L’esprit sens dessus dessous …

Une fois entré dans la salle, le spectateur est invité à pénétrer dans un deuxième espace, érigé sur la scène. Quatre parois enferment le public : la présence du quatrième mur l’inclut dès lors sur l’espace de jeu, avec les comédiennes. Dans la disposition bifrontale des chaises, les spectateurs, séparés en deux groupes, se font face. Entre les murs blancs et sous la lumière crue des nombreux projecteurs, ils sont confrontés à la dure réalité de la surveillance : ils n’échappent ni aux regards des comédiennes, ni à ceux de leurs voisins d’en face. Les discours fusent : l’histoire, la sociologie, l’actualité, le thème de la réhabilitation ou encore de la liberté, tous les moyens sont bons pour empoigner la problématique du milieu carcéral. Le risque de tomber dans le simple exposé était grand. Mais le collectif F71 ne s’est pas contenté de comprendre Michel Foucault ; durant des années de travail, les comédiennes ont tenté de le théâtraliser. Ainsi, les différents points de vue adoptés pour traiter de la problématique de la prison sont rendus par divers moyens de communication : le micro, le rétroprojecteur, le jeu de rôle et même l’écriture. Autant de façons d’interroger la prison et de la voir. Le public est invité à repenser une question dont il pensait peut-être avoir fait le tour.

… et le corps

Chamboulé dans son esprit, le spectateur perd aussi tous ses repères physiques dans l’espace théâtral. Alors qu’une action se déroule au centre de la scène, une voix s’élève derrière une des rangées de chaises, forçant la moitié du public à se contorsionner pour avoir une idée de ce qui se passe. Tout au long de la représentation, le spectateur ne cessera de mobiliser son corps afin de capter le maximum d’informations. En exploitant l’intégralité de l’espace scénique, le collectif F71 permet aux interrogations suscitées de prendre véritablement corps chez le spectateur. Un très bon équilibre entre discours et mobilisation de l’espace, qui permet au théâtre non seulement de divertir, mais de faire du spectateur un acteur social, invité à intérioriser et potentiellement à diffuser le message reçu. Le collectif F71 propose d’ailleurs une discussion après chacune de ses représentations.

23 octobre 2014


23 octobre 2014

Foucault aurait dû faire du théâtre

Copyright : collectif F71

Perchée sur un bureau, une comédienne en équilibre sur ses bras récite un discours aux vapeurs foucaldiennes. Donner corps aux acrobaties intellectuelles du célèbre théoricien de la prison : le Collectif F71 se risque à cet exercice périlleux sans faux-pas.

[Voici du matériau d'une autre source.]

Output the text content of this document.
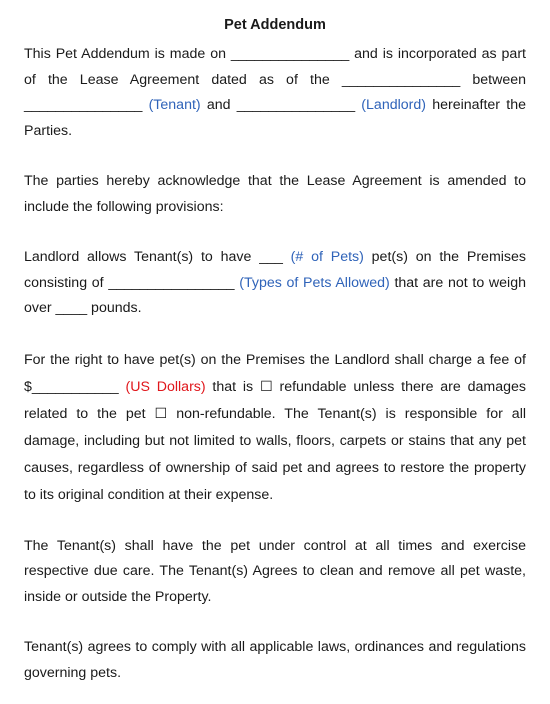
Pet Addendum

This Pet Addendum is made on _______________ and is incorporated as part of the Lease Agreement dated as of the _______________ between _______________ (Tenant) and _______________ (Landlord) hereinafter the Parties.

The parties hereby acknowledge that the Lease Agreement is amended to include the following provisions:

Landlord allows Tenant(s) to have ___ (# of Pets) pet(s) on the Premises consisting of ________________ (Types of Pets Allowed) that are not to weigh over ____ pounds.

For the right to have pet(s) on the Premises the Landlord shall charge a fee of $___________ (US Dollars) that is ☐ refundable unless there are damages related to the pet ☐ non-refundable. The Tenant(s) is responsible for all damage, including but not limited to walls, floors, carpets or stains that any pet causes, regardless of ownership of said pet and agrees to restore the property to its original condition at their expense.

The Tenant(s) shall have the pet under control at all times and exercise respective due care. The Tenant(s) Agrees to clean and remove all pet waste, inside or outside the Property.

Tenant(s) agrees to comply with all applicable laws, ordinances and regulations governing pets.
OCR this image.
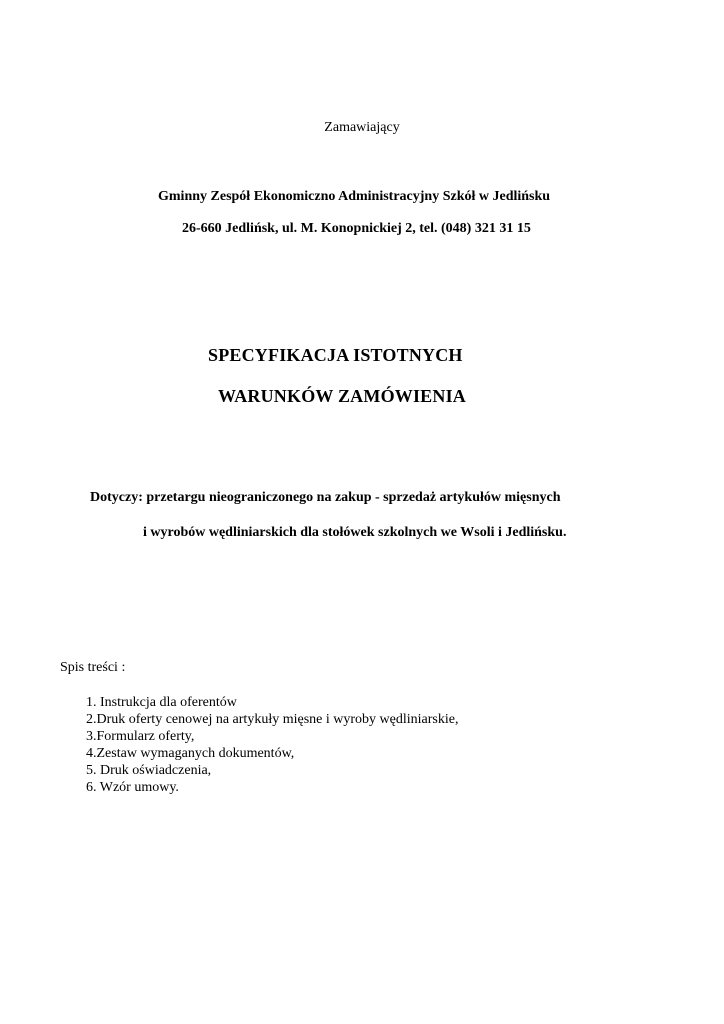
Zamawiający

Gminny Zespół Ekonomiczno Administracyjny Szkół w Jedlińsku

26-660 Jedlińsk, ul. M. Konopnickiej 2, tel. (048) 321 31 15

SPECYFIKACJA ISTOTNYCH
WARUNKÓW ZAMÓWIENIA

Dotyczy: przetargu nieograniczonego na zakup - sprzedaż artykułów mięsnych

i wyrobów wędliniarskich dla stołówek szkolnych we Wsoli i Jedlińsku.

Spis treści :

1. Instrukcja dla oferentów
2.Druk oferty cenowej na artykuły mięsne i wyroby wędliniarskie,
3.Formularz oferty,
4.Zestaw wymaganych dokumentów,
5. Druk oświadczenia,
6. Wzór umowy.
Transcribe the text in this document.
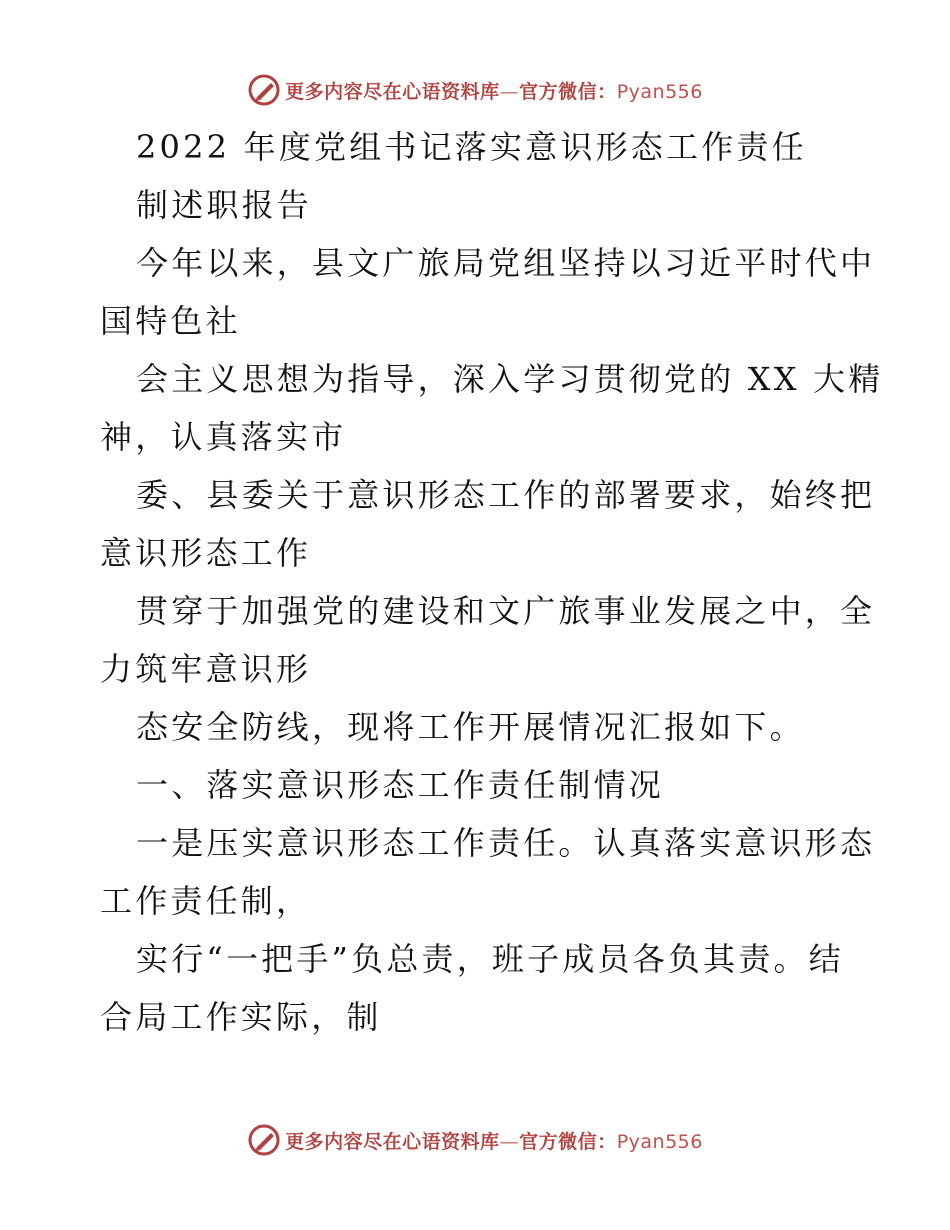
更多内容尽在心语资料库—官方微信：Pyan556
2022 年度党组书记落实意识形态工作责任
制述职报告
今年以来，县文广旅局党组坚持以习近平时代中
国特色社
会主义思想为指导，深入学习贯彻党的 XX 大精
神，认真落实市
委、县委关于意识形态工作的部署要求，始终把
意识形态工作
贯穿于加强党的建设和文广旅事业发展之中，全
力筑牢意识形
态安全防线，现将工作开展情况汇报如下。
一、落实意识形态工作责任制情况
一是压实意识形态工作责任。认真落实意识形态
工作责任制，
实行“一把手”负总责，班子成员各负其责。结
合局工作实际，制
更多内容尽在心语资料库—官方微信：Pyan556
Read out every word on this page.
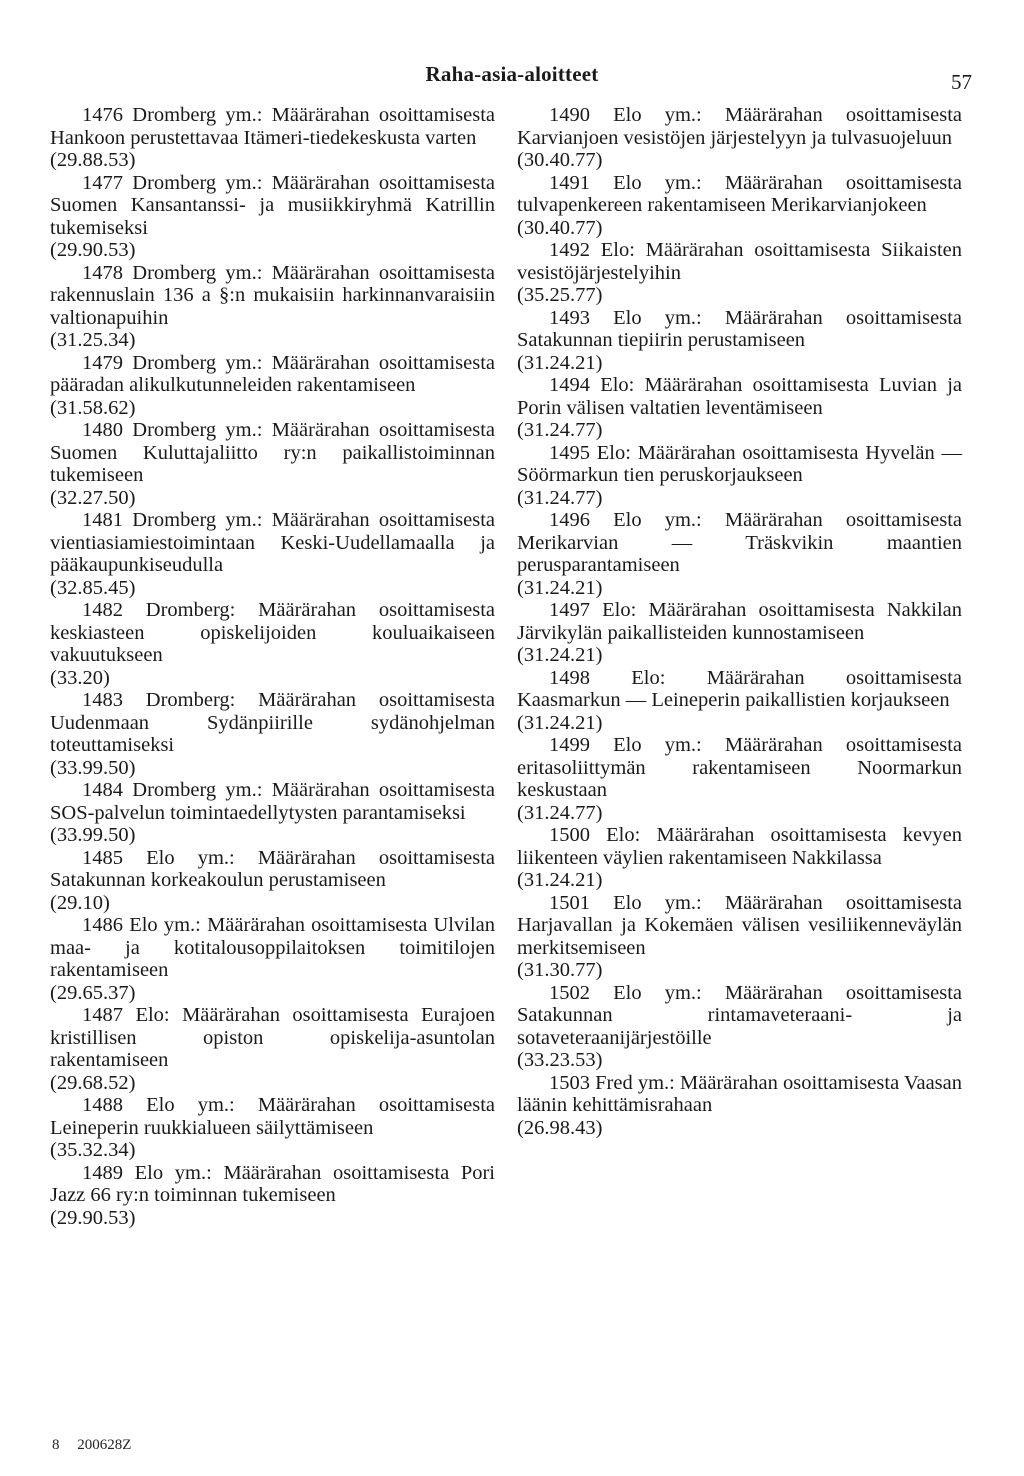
Raha-asia-aloitteet	57
1476 Dromberg ym.: Määrärahan osoittamisesta Hankoon perustettavaa Itämeri-tiedekeskusta varten
(29.88.53)
1477 Dromberg ym.: Määrärahan osoittamisesta Suomen Kansantanssi- ja musiikkiryhmä Katrillin tukemiseksi
(29.90.53)
1478 Dromberg ym.: Määrärahan osoittamisesta rakennuslain 136 a §:n mukaisiin harkinnanvaraisiin valtionapuihin
(31.25.34)
1479 Dromberg ym.: Määrärahan osoittamisesta pääradan alikulkutunneleiden rakentamiseen
(31.58.62)
1480 Dromberg ym.: Määrärahan osoittamisesta Suomen Kuluttajaliitto ry:n paikallistoiminnan tukemiseen
(32.27.50)
1481 Dromberg ym.: Määrärahan osoittamisesta vientiasiamiestoimintaan Keski-Uudellamaalla ja pääkaupunkiseudulla
(32.85.45)
1482 Dromberg: Määrärahan osoittamisesta keskiasteen opiskelijoiden kouluaikaiseen vakuutukseen
(33.20)
1483 Dromberg: Määrärahan osoittamisesta Uudenmaan Sydänpiirille sydänohjelman toteuttamiseksi
(33.99.50)
1484 Dromberg ym.: Määrärahan osoittamisesta SOS-palvelun toimintaedellytysten parantamiseksi
(33.99.50)
1485 Elo ym.: Määrärahan osoittamisesta Satakunnan korkeakoulun perustamiseen
(29.10)
1486 Elo ym.: Määrärahan osoittamisesta Ulvilan maa- ja kotitalousoppilaitoksen toimitilojen rakentamiseen
(29.65.37)
1487 Elo: Määrärahan osoittamisesta Eurajoen kristillisen opiston opiskelija-asuntolan rakentamiseen
(29.68.52)
1488 Elo ym.: Määrärahan osoittamisesta Leineperin ruukkialueen säilyttämiseen
(35.32.34)
1489 Elo ym.: Määrärahan osoittamisesta Pori Jazz 66 ry:n toiminnan tukemiseen
(29.90.53)
1490 Elo ym.: Määrärahan osoittamisesta Karvianjoen vesistöjen järjestelyyn ja tulvasuojeluun
(30.40.77)
1491 Elo ym.: Määrärahan osoittamisesta tulvapenkereen rakentamiseen Merikarvianjokeen
(30.40.77)
1492 Elo: Määrärahan osoittamisesta Siikaisten vesistöjärjestelyihin
(35.25.77)
1493 Elo ym.: Määrärahan osoittamisesta Satakunnan tiepiirin perustamiseen
(31.24.21)
1494 Elo: Määrärahan osoittamisesta Luvian ja Porin välisen valtatien leventämiseen
(31.24.77)
1495 Elo: Määrärahan osoittamisesta Hyvelän — Söörmarkun tien peruskorjaukseen
(31.24.77)
1496 Elo ym.: Määrärahan osoittamisesta Merikarvian — Träskvikin maantien perusparantamiseen
(31.24.21)
1497 Elo: Määrärahan osoittamisesta Nakkilan Järvikylän paikallisteiden kunnostamiseen
(31.24.21)
1498 Elo: Määrärahan osoittamisesta Kaasmarkun — Leineperin paikallistien korjaukseen
(31.24.21)
1499 Elo ym.: Määrärahan osoittamisesta eritasoliittymän rakentamiseen Noormarkun keskustaan
(31.24.77)
1500 Elo: Määrärahan osoittamisesta kevyen liikenteen väylien rakentamiseen Nakkilassa
(31.24.21)
1501 Elo ym.: Määrärahan osoittamisesta Harjavallan ja Kokemäen välisen vesiliikenneväylän merkitsemiseen
(31.30.77)
1502 Elo ym.: Määrärahan osoittamisesta Satakunnan rintamaveteraani- ja sotaveteraanijärjestöille
(33.23.53)
1503 Fred ym.: Määrärahan osoittamisesta Vaasan läänin kehittämisrahaan
(26.98.43)
8 200628Z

Avec ses accents pédagogiques, La Prison est typiquement le genre de spectacle qui aurait pu sombrer dans le piège du barbant. Seulement voilà, ici ce n’est pas le cas. Pousser à la réflexion sans apporter de réponses arrêtées, c’est le parti pris des cinq actrices (Sabrina Baldassarra, Stéphanie Farison, Emmanuelle Lafon, Sara Louis et Lucie Nicolas) qui ont également mis la main à la pâte sur le plan de la conception artistique, de la mise en scène et de la scénographie. Oui, leur projet est pédagogique au sens où il permet d’accéder de manière relativement aisée aux pensées et écrits du philosophe. L’utilisation du rétroprojecteur n’est pas sans rappeler le cadre de l’école. Mais le collectif est parvenu à contourner les désagréments de la pratique scolaire. Non, on ne ressort pas de La Grange de Dorigny en emportant une liste de concepts à retenir, ou même une thèse à résumer. Au fil des tableaux germent des réflexions amenées de façon ludique. Une voix : « Que se passe-t-il à l’arrivée en prison ? ». Des personnages : vêtus de nobles manteaux, ils se font l’écho de paroles qui esquissent une histoire des châtiments. Des objets : les lumières deviennent projecteurs à usage militaire. Après « Surveiller et punir », voici « Questionner et divertir ».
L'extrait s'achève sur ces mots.